Wilkinson was later appointed as a special consultant to the president during the Nixon administration, after being a close friend of the Nixons for many years. In this role he examined the functions of more than 1,500 special Presidential Commissions, and recommended consolidations, eliminations, and other necessary changes. He went on to work with The Presidential Classroom for Young Americans, alongside a variety of congressmen, senators, cabinet members, newsmen, experts, and judges. When a young student from this program asked him to describe the new generation in one sentence, Brother Wilkinson replied “Your generation is the most idealistic we’ve ever had, least concerned about material gain, and the strongest motivated towards a more just society.” He also founded and was president of the non-profit organization “Lifetime Sports Federation” in Washington, D.C.

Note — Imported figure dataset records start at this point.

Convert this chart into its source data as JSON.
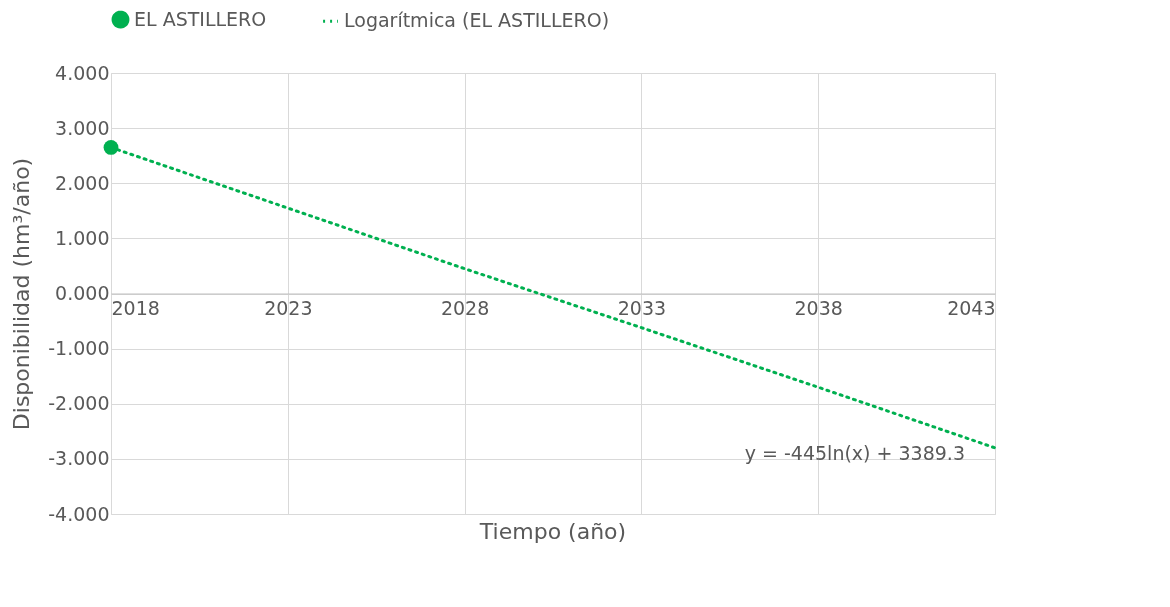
{
  "chart_data": {
    "type": "scatter",
    "xlabel": "Tiempo (año)",
    "ylabel": "Disponibilidad (hm³/año)",
    "xlim": [
      2018,
      2043
    ],
    "xticks": [
      2018,
      2023,
      2028,
      2033,
      2038,
      2043
    ],
    "ylim": [
      -4,
      4
    ],
    "yticks": [
      {
        "value": -4,
        "label": "-4.000"
      },
      {
        "value": -3,
        "label": "-3.000"
      },
      {
        "value": -2,
        "label": "-2.000"
      },
      {
        "value": -1,
        "label": "-1.000"
      },
      {
        "value": 0,
        "label": "0.000"
      },
      {
        "value": 1,
        "label": "1.000"
      },
      {
        "value": 2,
        "label": "2.000"
      },
      {
        "value": 3,
        "label": "3.000"
      },
      {
        "value": 4,
        "label": "4.000"
      }
    ],
    "grid": true,
    "legend": "top",
    "series": [
      {
        "name": "EL ASTILLERO",
        "marker": "circle",
        "color": "#00b050",
        "x": [
          2018
        ],
        "values": [
          2.65
        ]
      },
      {
        "name": "Logarítmica (EL ASTILLERO)",
        "type": "line",
        "line_style": "dotted",
        "color": "#00b050",
        "x": [
          2018,
          2023,
          2028,
          2033,
          2038,
          2043
        ],
        "values": [
          2.65,
          1.55,
          0.45,
          -0.62,
          -1.7,
          -2.8
        ]
      }
    ],
    "annotations": [
      "y = -445ln(x) + 3389.3"
    ]
  }
}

Brother Wilkinson was named one of the nation’s Ten Outstanding Young Men by the United States Chamber of Commerce. He was president of the American Football Coaches
Association in 1958. In 1959 he received the B’nai B’rith award for his advancement of Americanism and citizenship responsibility. He received the National Brotherhood Citation from the National Conference of Christians and Jews, also in 1959, for his contributions to the nation’s youth through school and church work. He has been chairman of the Oklahoma State Heart and Cancer Funds, and a recipient of the University of Oklahoma Distinguished Service Citation. In 1962, Sports Illustrated awarded him their Silver Anniversary All-American award. He was inducted into the College Football Hall of Fame in 1969. He received the Golden Plate Award from the American Academy of Achievement in 1975, and returned to broadcasting at ESPN in 1980. By 1986, his health had begun to decline and after a long battle with strokes and heart disease, brother Bud Wilkinson died in his home in Saint Louis, Missouri in 1994.
All-American end and later a great coach at the University of Washington, Jim Owens, said the following of Brother Wilkinson: “Bud was a man who knew what his job was, knew how to do it surpassingly well, and went about it quietly. He was no shouter, no bully, but you knew where you stood. He was honest, he was fair. He said he expected more from us than football. Above all, he said he expected us to work as diligently at our studies as at football.”
Sources:
• https://www.encyclopedia.com/humanities/encyclopedias-almanacstranscripts-and-maps/wilkinson-charles-burnham-bud
• https://www.jfklibrary.org/asset-viewer/archives/JFKWHP/1961/Month%2003/Day%2023/JFKWHP1961-03-23-A
• https://www.nytimes.com/1994/02/11/obituaries/bud-wilkinson-77-who-guided-oklahomachampionship-teams.html?searchResultPosition=2 https://en.wikipedia.org/wiki/Bud_Wilkinson
While at Oklahoma, Wilkinson served on the President’s Council on Physical Fitness from 1961 to 1964. He designed 11 floor exercises for schoolchildren that were incorporated into the song “Chicken Fat”, the theme song for President John F. Kennedy’s youth fitness program, which was widely used in school gymnasiums across the country in the 1960s and 1970s.